基于词袋模型的场景识别(附源代码!!!)


目录

  • 1. 任务要求
  • 2. 数据集
  • 3. 实现算法
  • 4. 实验结果
  • 5. 源代码


1. 任务要求

  • 输入:给定测试集图片,预测在15个场景中的类别。
  • 任务
    • 实现Tiny images representation。
    • 实现最近邻分类器nearest neighbor classifier。
    • 实现SIFT特征词袋表示
  • 输出
    • 针对Tiny images representation 和SIFT 词袋表示,报告每个类别的准确度和平均准确度。
    • 对这两种方案,对正确和错误的识别结果挑出示例进行可视化。
    • 探索不同的参数设置对结果的影响,总结成表格。
    • 通过实验讨论词汇量的大小对识别分类结果的影响,比如哪个类别的识别准确率最高/最低,原因是什么。

2. 数据集

http://www.cad.zju.edu.cn/home/gfzhang/course/cv/Homework3.zip


3. 实现算法

  1. Tiny images representation
  2. SIFT特征词袋表示
  3. 分类算法:HOG、NNS和SVM。

4. 实验结果

场景识别与词袋模型

在这里插入图片描述


5. 源代码

  • 完整项目地址:https://github.com/Jurio0304/Scene_Recognition_with_Bag_of_Words,参考引用麻烦点点star,非常感谢!
  • main.py源代码如下:
#!/usr/bin/python
import sys

import numpy as np
import os
import argparse

from create_results import create_results
from get_image_path import get_image_paths
from get_tiny_images import get_tiny_images
from build_vocabulary import build_vocabulary, build_vocabulary_sift
from get_bags_of_words import get_bags_of_words, get_bags_of_words_sift
from svm_classify import svm_classify
from nearest_neighbor_classify import nearest_neighbor_classify


# from create_results_webpage import create_results_webpage


def scene_recognition(feature='chance_feature', feature_detector='sift', classifier='chance_classifier'):
    """
    For this project, you will need to report performance for three
    combinations of features / classifiers.

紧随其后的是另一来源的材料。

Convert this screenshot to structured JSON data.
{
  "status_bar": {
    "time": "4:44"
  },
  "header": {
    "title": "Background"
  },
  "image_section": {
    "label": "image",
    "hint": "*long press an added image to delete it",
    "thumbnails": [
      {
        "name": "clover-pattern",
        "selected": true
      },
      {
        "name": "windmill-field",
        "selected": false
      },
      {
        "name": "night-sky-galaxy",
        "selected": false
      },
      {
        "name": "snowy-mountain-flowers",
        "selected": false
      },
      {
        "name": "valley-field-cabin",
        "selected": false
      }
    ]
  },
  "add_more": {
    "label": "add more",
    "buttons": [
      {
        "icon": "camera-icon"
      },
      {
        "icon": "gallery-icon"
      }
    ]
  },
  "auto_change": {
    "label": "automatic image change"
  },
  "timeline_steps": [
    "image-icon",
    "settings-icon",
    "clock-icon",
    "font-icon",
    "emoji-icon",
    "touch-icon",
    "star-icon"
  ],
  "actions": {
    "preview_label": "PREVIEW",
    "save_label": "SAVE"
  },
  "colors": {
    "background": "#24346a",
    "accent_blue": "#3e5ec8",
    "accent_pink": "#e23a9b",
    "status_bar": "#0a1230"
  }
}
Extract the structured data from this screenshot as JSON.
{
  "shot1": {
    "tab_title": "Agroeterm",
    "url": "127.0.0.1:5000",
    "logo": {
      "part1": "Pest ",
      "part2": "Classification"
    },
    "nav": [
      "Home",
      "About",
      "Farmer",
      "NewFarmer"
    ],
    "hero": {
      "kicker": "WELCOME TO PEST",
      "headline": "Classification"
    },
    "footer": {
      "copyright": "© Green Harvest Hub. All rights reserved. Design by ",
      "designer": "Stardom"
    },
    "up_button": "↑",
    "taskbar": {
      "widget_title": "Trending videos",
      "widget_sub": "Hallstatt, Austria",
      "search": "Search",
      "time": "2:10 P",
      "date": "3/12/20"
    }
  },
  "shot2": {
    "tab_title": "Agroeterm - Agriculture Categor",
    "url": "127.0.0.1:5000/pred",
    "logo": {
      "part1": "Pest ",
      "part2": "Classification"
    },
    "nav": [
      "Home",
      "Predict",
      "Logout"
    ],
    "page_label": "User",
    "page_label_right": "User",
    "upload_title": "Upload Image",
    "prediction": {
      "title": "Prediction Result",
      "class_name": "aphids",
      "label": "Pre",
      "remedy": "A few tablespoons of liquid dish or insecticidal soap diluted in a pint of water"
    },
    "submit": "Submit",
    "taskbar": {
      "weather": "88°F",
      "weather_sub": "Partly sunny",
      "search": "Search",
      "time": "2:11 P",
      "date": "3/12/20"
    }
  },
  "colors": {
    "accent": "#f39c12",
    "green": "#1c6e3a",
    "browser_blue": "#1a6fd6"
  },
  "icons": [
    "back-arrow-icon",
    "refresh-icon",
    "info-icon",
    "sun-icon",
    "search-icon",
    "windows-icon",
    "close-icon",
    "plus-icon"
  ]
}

We recommend that you code them in
    this order:
        1) Tiny image features and nearest neighbor classifier
        2) Bag of word features and nearest neighbor classifier
        3) Bag of word features and linear SVM classifier
    The starter code is initialized to 'chance_' just so that the starter
    code does not crash when run unmodified and you can get a preview of how
    results are presented.

    Interpreting your performance with 100 training examples per category:
     accuracy  =   0 -> Something is broken.
     accuracy ~= .07 -> Your performance is equal to chance.
                        Something is broken or you ran the starter code unchanged.
     accuracy ~= .20 -> Rough performance with tiny images and nearest
                        neighbor classifier. Performance goes up a few
                        percentage points with K-NN instead of 1-NN.
     accuracy ~= .20 -> Rough performance with tiny images and linear SVM
                        classifier. Although the accuracy is about the same as
                        nearest neighbor, the confusion matrix is very different.
     accuracy ~= .40 -> Rough performance with bag of word and nearest
                        neighbor classifier. Can reach .60 with K-NN and
                        different distance metrics.
     accuracy ~= .50 -> You've gotten things roughly correct with bag of
                        word and a linear SVM classifier.
     accuracy >= .70 -> You've also tuned your parameters well. E.g. number
                        of clusters, SVM regularization, number of patches
                        sampled when building vocabulary, size and step for
                        dense features.
     accuracy >= .80 -> You've added in spatial information somehow or you've
                        added additional, complementary image features. This
                        represents state of the art in Lazebnik et al 2006.
     accuracy >= .85 -> You've done extremely well. This is the state of the
                        art in the 2010 SUN database paper from fusing many
                        features. Don't trust this number unless you actually
                        measure many random splits.
     accuracy >= .90 -> You used modern deep features trained on much larger
                        image databases.
     accuracy >= .96 -> You can beat a human at this task. This isn't a
                        realistic number. Some accuracy calculation is broken
                        or your classifier is cheating and seeing the test
                        labels.
    """

    # Step 0: Set up parameters, category list, and image paths.
    FEATURE = feature
    CLASSIFIER = classifier

    # This is the path the script will look at to load images from.
    data_path = './data/'

    # This is the list of categories / directories to use. The categories are
    # somewhat sorted by similarity so that the confusion matrix looks more
    # structured (indoor and then urban and then rural).
    categories = ['Kitchen', 'Store', 'Bedroom', 'LivingRoom', 'Office',
                  'Industrial', 'Suburb', 'InsideCity', 'TallBuilding', 'Street',
                  'Highway', 'OpenCountry', 'Coast', 'Mountain', 'Forest']

    # This list of shortened category names is used later for visualization.
    abbr_categories = ['Kit', 'Sto', 'Bed', 'Liv', 'Off', 'Ind', 'Sub',
                       'Cty', 'Bld', 'St', 'HW', 'OC', 'Cst', 'Mnt', 'For']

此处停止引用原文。